Pewsey Vale Riesling 2011 $16.15–$23
Pewsey Vale Vineyard, Eden Valley, South Australia
This gold medal winner at the recent International Wine Challenge, comes from the Hill-Smith family’s 50-hectare Pewsey Vale vineyard, located on the edge of the Eden Valley. Louisa Rose makes the wine just a few kilometres down the hill at the Yalumba Winery, Angaston, centre of the Hill-Smith wine operations. It’s a little softer than I’d expected from the cool vintage, but shows the season’s intense, delicate, citrusy flavours and bright fresh acidity. It’s a dry style and ready to drink now, but has the potential to evolve well in bottle for a decade or so.

Skillogalee Riesling 2011 $21–$24
Skillogalee Vineyard, Clare Valley, South Australia
With a lower pH and higher acidity than the Pewsey Vale riesling, Skillogalee, from the estate’s highest slopes (around 500 metres), shows a certain austerity. But under the acidity lie rich, deep riesling flavours and structure. These will surely build with bottle age as the youthful acerbity falls away. That drying acidity makes Skillogalee a good aperitif or oyster wine in its youth. The food matching options will expand over time as the wine fills out and softens.

Peter Lehmann Dry Riesling 2011 $15.20–$18
Eden Valley, South Australia
Winemaker Andrew Wigan says he sourced material for this wine from six Eden Valley vineyards, the fruit all picked early, processed separately and blended later. This is the softest and least acidic of the rieslings reviewed here today, though not lacking the vibrant natural acidity that gives life to the very delicate fruit flavours. A touch of residual sugar (about seven grams per litre) nicely fills out the palate without adding overt sweetness. Soft, fruity freshness makes this a versatile drinking style. Enjoy now or over the next three or four years.

Grosset Off-Dry Riesling 2011 $32
Watervale, Clare Valley, South Australia
Largely as a response to high acidity, German winemakers learned to arrest fermentation, leaving unfermented grape sugar in their rieslings. The sugar offset the acidity, leaving delicate, low-alcohol, fruity wines of great freshness.
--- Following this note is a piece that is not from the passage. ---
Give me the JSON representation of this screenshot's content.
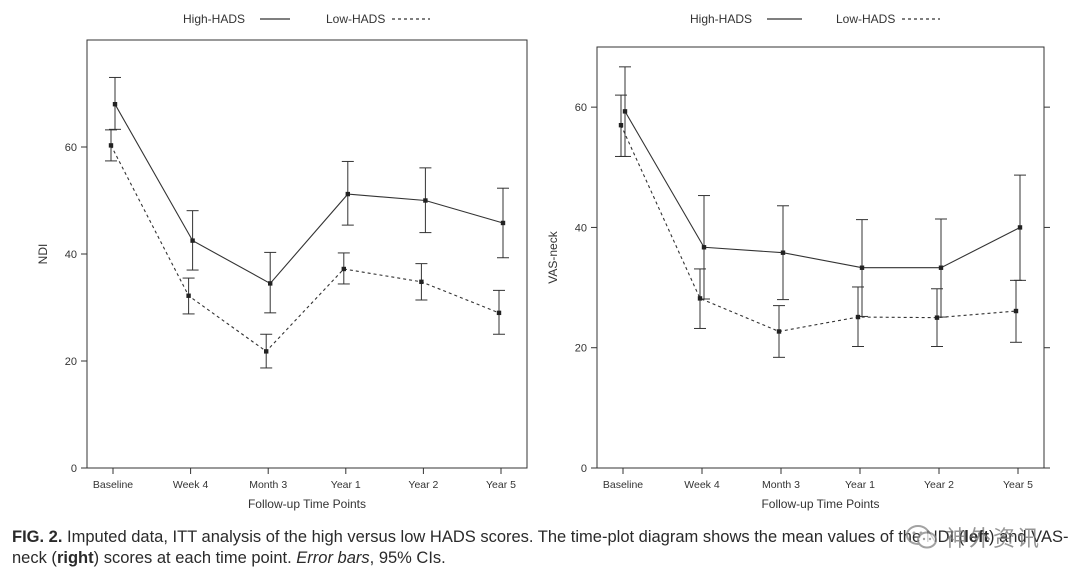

The cold 2011 vintage in Australia created the conditions for comparable, though more alcoholic, styles here. Jeffrey Grosset demonstrates the style well. High, minerally acidity and tangy, lime-like varietal flavour sit well with a kiss of grape sugar and leave a really clean, refreshing, lingering finish. Will flourish with bottle age.

Mount Horrocks Cordon Cut Riesling 375ml $35
Clare Valley, South Australia
For the first time ever, Stephanie Toole’s benchmark sticky shows the extra luscious intensity and acidity caused by botrytis cinerea. Normally the wine’s a pure, sweet riesling, made from berries that shrivel on the vine as a result of the canes being cut. In 2011 botrytis leant a hand to this shrivelling process, noticeably influencing the flavour and structure. This extra dimension and intensity more than compensate for the slight step away from the wine’s usual pure, lime-like varietal character. Will probably cellar for decades.